The U.S. Supreme Court has maintained access, for a time, to mifepristone, a drug used in combination with another medication to induce abortion in the early stages of pregnancy.
The court ruled Friday to extend a block on a lower court’s ruling that revoked the Food and Drug Administration’s approval of the mifepristone. The FDA had OK’d it in 2000. More than 5 million people have used it since then, the Los Angeles Timesreports.
A group of anti-abortion doctors based in Amarillo, Texas, had sued to challenge the approval of the medication, claiming it is unsafe. Texas-based U.S. District Judge Matthew Kacsmaryk, who was appointed by Donald Trump, ruled April 7 to suspend the FDA’s approval. Kacsmaryk is a longtime opponent of abortion rights and LGBTQ+ rights.
The U.S. Department of Justice and Danco Laboratories, which makes a brand of mifepristone, immediately appealed Kacsmaryk’s decision. A three-judge panel of the U.S. Court of Appeals for the Fifth Circuit considered the appeal, and one judge ruled to block Kacsmaryk’s ruling altogether, the others just parts of it. The Justice Department, through Solicitor General Elizabeth Prelogar, filed an emergency appeal to the Supreme Court to put both lower courts’ rulings on hold.
The high court, by a vote of 7-2, agreed to do so while the appeals process continues. The Fifth Circuit will hear oral arguments in the case May 17.
Far-right Justices Clarence Thomas and Samuel Alito were the two dissenters. “I would deny the stay applications,” Alito wrote. “Contrary to the impression that may be held by many, that disposition would not express any view on the merits of the question whether the FDA acted lawfully in any of its actions regarding mifepristone. Rather, it would simply refuse to take a step that has not been shown as necessary to avoid the threat of any real harm during the presumably short period at issue.”
The other conservative justices, however, voted to stay the ruling. The court is generally reluctant to overturn FDA approvals. “The decision sends the case back to lower courts with a signal that most of the justices believe this challenge to the abortion pill will fail in the end,” the L.A. Times notes.
President Joe Biden and Vice President Kamala Harris praised the high court’s action. “As a result of the Supreme Court’s stay, mifepristone remains available and approved for safe and effective use while we continue this fight in the courts,” said a statement from Biden. “I continue to stand by FDA’s evidence-based approval of mifepristone,” the president said in a statement.
“The stakes could not be higher for women across America. I will continue to fight politically-driven attacks on women’s health. But let’s be clear — the American people must continue to use their vote as their voice, and elect a Congress who will pass a law restoring the protections of Roe v.Wade,” the abortion rights ruling the Supreme Court overturned last year, so states now have the freedom to ban or restrict abortion.

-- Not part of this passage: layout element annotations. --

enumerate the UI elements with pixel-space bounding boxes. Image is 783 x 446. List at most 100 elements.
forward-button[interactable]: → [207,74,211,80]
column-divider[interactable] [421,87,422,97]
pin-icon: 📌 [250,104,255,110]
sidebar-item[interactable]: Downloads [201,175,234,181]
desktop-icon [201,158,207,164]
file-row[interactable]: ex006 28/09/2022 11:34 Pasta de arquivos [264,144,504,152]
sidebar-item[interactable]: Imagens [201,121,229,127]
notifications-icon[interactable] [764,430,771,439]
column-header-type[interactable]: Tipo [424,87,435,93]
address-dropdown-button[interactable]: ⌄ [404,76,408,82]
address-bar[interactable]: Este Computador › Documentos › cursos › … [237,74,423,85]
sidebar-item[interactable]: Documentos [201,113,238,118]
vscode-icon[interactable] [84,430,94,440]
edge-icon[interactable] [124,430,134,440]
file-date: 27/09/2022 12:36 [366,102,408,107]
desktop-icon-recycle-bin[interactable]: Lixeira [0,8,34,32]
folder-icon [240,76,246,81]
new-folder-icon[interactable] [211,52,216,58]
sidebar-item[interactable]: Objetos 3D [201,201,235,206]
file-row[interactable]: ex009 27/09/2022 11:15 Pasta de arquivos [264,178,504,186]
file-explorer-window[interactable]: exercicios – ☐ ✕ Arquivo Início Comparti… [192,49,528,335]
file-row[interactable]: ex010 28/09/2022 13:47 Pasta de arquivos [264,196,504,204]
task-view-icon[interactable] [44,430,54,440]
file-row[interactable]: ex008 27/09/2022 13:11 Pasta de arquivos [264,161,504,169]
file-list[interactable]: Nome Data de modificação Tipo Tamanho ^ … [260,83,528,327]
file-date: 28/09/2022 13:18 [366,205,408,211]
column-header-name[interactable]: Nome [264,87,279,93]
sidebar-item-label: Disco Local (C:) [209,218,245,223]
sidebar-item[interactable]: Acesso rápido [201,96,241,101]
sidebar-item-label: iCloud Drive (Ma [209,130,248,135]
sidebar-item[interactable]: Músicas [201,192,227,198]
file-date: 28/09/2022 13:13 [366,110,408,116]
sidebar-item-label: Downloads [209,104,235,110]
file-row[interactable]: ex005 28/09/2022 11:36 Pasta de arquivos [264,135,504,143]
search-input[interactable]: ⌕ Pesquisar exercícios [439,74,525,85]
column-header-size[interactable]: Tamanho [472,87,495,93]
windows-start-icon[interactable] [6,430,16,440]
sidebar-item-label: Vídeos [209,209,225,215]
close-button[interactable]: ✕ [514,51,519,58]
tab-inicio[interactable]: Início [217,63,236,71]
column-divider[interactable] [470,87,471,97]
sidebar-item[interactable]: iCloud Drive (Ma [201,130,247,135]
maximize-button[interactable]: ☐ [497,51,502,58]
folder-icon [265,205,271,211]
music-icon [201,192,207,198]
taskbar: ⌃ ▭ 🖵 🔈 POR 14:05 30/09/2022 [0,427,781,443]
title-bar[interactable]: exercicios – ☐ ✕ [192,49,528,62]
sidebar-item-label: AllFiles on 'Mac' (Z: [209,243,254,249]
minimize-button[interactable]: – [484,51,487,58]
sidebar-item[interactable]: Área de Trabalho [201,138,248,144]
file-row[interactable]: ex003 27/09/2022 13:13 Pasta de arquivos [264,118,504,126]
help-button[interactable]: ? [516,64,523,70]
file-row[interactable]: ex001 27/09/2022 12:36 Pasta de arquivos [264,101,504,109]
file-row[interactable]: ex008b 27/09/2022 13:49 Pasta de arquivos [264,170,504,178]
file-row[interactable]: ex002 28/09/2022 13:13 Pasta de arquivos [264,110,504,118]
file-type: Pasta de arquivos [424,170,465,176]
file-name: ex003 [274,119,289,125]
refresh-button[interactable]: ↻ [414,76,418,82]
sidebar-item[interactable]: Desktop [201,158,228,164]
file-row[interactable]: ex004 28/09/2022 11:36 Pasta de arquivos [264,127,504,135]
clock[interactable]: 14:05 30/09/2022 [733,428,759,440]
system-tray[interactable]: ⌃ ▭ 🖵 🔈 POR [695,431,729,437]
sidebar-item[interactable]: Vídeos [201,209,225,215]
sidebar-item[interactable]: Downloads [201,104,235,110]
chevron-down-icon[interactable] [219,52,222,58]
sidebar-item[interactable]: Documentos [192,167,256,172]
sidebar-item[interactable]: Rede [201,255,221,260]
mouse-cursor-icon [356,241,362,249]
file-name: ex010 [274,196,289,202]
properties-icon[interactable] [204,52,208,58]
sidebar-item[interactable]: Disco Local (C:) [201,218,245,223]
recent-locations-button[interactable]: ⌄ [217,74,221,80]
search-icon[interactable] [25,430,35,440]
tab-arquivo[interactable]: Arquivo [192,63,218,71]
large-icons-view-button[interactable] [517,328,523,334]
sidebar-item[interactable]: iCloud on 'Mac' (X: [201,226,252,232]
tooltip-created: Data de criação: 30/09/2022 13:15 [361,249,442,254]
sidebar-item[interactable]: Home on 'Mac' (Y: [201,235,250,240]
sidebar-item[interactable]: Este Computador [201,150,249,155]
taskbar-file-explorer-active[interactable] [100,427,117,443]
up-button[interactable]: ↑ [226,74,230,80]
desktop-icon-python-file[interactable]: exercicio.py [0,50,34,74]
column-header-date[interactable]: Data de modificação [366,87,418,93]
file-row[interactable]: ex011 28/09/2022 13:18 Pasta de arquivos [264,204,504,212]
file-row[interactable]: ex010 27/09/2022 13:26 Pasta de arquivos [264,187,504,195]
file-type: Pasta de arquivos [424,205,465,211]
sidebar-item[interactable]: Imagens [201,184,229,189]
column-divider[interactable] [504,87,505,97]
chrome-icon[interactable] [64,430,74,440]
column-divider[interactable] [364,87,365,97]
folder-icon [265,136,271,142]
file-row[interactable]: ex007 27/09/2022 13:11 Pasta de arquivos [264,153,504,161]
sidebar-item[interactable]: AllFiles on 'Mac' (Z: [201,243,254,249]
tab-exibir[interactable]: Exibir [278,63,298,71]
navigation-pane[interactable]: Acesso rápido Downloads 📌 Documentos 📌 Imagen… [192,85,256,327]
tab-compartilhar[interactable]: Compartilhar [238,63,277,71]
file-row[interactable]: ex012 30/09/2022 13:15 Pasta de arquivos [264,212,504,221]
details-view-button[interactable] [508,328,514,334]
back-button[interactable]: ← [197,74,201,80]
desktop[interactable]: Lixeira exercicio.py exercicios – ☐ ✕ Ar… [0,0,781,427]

Harris issued a statement saying, “The president and I will continue to fight to protect a woman’s freedom to make decisions about her own body and access to reproductive health care, including medication abortion. No one should stand between a woman and her doctor.”
The group that filed the challenge, the Alliance for Hippocratic Medicine, is represented by the Alliance Defending Freedom, known for handling many anti-abortion and anti-LGBTQ+ efforts. ADF “downplayed” the high court’s stay, The New York Times reports. “Our case seeking to put women’s health above politics continues on an expedited basis in the lower courts,” said a statement from ADF spokesman Erik Baptist.
“The FDA must answer for the damage it has caused to the health of countless women and girls and the rule of law by failing to study how dangerous the chemical abortion drug regimen is and unlawfully removing every meaningful safeguard, even allowing for mail-order abortions,” he continued. “We look forward to a final outcome in this case that will hold the FDA accountable.”
Kacsmaryk’s ruling came the same day that another federal judge ruled that the FDA should maintain access to mifepristone. The judge, based in Washington State, “issued a contradictory decision in a separate mifepristone-related lawsuit filed by Democratic attorneys general,” The Washington Postexplains. “The judge ordered the FDA not to make any changes to the availability of the drug in 17 states and the District of Columbia, all of which are part of the litigation.”